GDPR: How New EU Data Protection Rules Will Impact US Fund Managers

Author: Susanne Weismüller, Senior Legal Adviser, ALFI

Date: April, 2018

In 2016, the European Union adopted a revised and reinforced data protection framework, called the General Data Protection Regulation.

Looking at the regulation’s material scope, it will apply from 25 May 2018 to all types of businesses, including the financial services and investment funds sector. The protection of the GDPR will cover natural persons, whatever their nationality or place of residence, in relation to the processing of their personal data. Both the processing of personal data wholly or partly by automated means and the processing other than by automated means are in the scope. Personal data processed by investment funds and their managers typically include data of their employees, data obtained from fund investors and counterparties, data collected regarding portfolio investments and data of third party service providers or other third parties. The regulation provides that personal data shall be:

  • processed lawfully, fairly and in a transparent manner in relation to the data subject;
  • collected for specified, explicit and legitimate purposes and not further processed in a manner that is incompatible with those purposes;
  • adequate, relevant and limited to what is necessary in relation to the purposes for which they are processed;
  • accurate and, where necessary, kept up to date;
  • kept in a form which permits identification of data subjects for no longer than is necessary for the purposes for which the personal data are processed;
  • processed in a manner that ensures appropriate security of the personal data, including protection against unauthorised or unlawful processing and against accidental loss, destruction or damage, using appropriate technical or organisational measures.
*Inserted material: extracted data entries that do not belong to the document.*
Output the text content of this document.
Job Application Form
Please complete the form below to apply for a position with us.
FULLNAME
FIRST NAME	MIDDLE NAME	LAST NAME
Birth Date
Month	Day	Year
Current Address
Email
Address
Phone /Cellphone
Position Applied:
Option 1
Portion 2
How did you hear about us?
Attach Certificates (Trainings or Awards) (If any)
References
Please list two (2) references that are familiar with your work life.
Typically, the funds and their managers – either one of them or jointly – are considered as data controllers, i.e. as those who set the purposes and means. Data processors in fund structures can also be, for example, transfer agents, paying agents, corporate secretariat services or providers of tax reporting services. In order to avoid gaps or misunderstandings, it is crucial that the fund and manager on the one hand and the service providers on the other hand share and discuss their analyses.
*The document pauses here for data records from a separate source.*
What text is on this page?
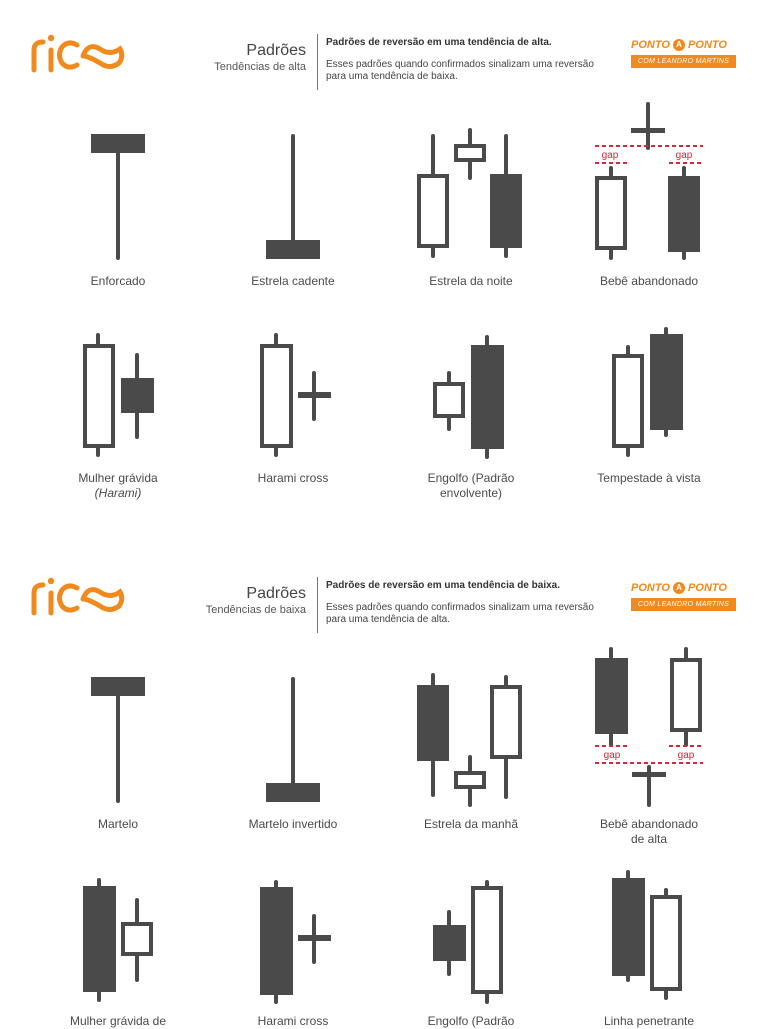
Padrões
Tendências de alta
Padrões de reversão em uma tendência de alta.
Esses padrões quando confirmados sinalizam uma reversão para uma tendência de baixa.
PONTO A PONTO
COM LEANDRO MARTINS
Enforcado	Estrela cadente	Estrela da noite
gap	gap
Bebê abandonado
Mulher grávida
(Harami)
Harami cross	Engolfo (Padrão
envolvente)
Tempestade à vista
Padrões
Tendências de baixa
Padrões de reversão em uma tendência de baixa.
Esses padrões quando confirmados sinalizam uma reversão para uma tendência de alta.
PONTO A PONTO
COM LEANDRO MARTINS
Martelo	Martelo invertido	Estrela da manhã
gap	gap
Bebê abandonado
de alta
Mulher grávida de	Harami cross	Engolfo (Padrão	Linha penetrante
The data controller will be responsible for compliance with the above-mentioned principles, and he must be able to demonstrate compliance. To this end, the fund or its managers (but also the data processors) should keep records of all processing activities.

But how do these rules impact non-EU fund managers for instance in the US?
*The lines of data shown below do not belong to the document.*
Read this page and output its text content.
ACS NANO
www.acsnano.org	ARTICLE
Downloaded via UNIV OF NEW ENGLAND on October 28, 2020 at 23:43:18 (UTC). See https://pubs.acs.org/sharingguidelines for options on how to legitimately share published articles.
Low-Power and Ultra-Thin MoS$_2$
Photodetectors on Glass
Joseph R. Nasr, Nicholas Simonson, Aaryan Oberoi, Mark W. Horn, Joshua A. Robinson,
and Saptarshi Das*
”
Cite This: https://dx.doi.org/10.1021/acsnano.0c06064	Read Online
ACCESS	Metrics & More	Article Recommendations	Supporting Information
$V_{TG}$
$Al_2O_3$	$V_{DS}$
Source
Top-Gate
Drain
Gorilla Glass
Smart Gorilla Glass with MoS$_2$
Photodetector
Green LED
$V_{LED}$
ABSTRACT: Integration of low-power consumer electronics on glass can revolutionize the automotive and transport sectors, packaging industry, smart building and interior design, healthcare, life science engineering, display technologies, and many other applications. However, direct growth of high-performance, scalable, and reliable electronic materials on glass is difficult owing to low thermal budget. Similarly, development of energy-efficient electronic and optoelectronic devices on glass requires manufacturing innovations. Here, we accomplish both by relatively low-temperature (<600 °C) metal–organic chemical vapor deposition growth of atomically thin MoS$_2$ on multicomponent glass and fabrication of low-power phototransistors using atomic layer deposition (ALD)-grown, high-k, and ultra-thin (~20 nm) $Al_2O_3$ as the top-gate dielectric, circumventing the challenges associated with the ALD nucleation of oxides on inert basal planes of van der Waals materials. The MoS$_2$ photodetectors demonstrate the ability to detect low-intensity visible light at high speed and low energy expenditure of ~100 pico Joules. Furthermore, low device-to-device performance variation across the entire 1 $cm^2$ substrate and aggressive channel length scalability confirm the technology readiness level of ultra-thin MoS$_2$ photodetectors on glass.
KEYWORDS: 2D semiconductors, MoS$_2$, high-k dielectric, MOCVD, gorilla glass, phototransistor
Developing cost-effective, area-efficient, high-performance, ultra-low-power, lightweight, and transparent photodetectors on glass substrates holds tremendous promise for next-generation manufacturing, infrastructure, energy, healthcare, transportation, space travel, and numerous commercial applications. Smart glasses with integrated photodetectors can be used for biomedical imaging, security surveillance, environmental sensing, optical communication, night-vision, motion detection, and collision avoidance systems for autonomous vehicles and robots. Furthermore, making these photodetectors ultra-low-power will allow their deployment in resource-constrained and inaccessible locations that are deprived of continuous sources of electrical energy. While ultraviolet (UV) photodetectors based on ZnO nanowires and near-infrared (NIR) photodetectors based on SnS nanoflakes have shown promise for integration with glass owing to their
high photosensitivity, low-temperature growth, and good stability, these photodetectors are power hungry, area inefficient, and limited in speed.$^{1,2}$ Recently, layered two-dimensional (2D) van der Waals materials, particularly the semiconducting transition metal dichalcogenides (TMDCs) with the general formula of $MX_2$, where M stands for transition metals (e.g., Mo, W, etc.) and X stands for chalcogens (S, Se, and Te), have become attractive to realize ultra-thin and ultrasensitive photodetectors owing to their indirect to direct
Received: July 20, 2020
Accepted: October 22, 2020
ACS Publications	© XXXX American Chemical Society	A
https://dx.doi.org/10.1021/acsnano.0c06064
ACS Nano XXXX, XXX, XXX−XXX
The territorial scope of European data protection was broadened by the GDPR. If both the data controller and data processor are established in the EU, the new rules will apply. This will also be the case if the data subject (be it an EU or non-EU citizen) is residing in the EU whereas the controller and processor are not established in the Union, provided the processing activities are related to:

  • the offering of goods or services, irrespective of whether a payment of the data subject is required, or:
  • the monitoring of the data subjects’ behaviour as far as their behaviour takes place within the EU.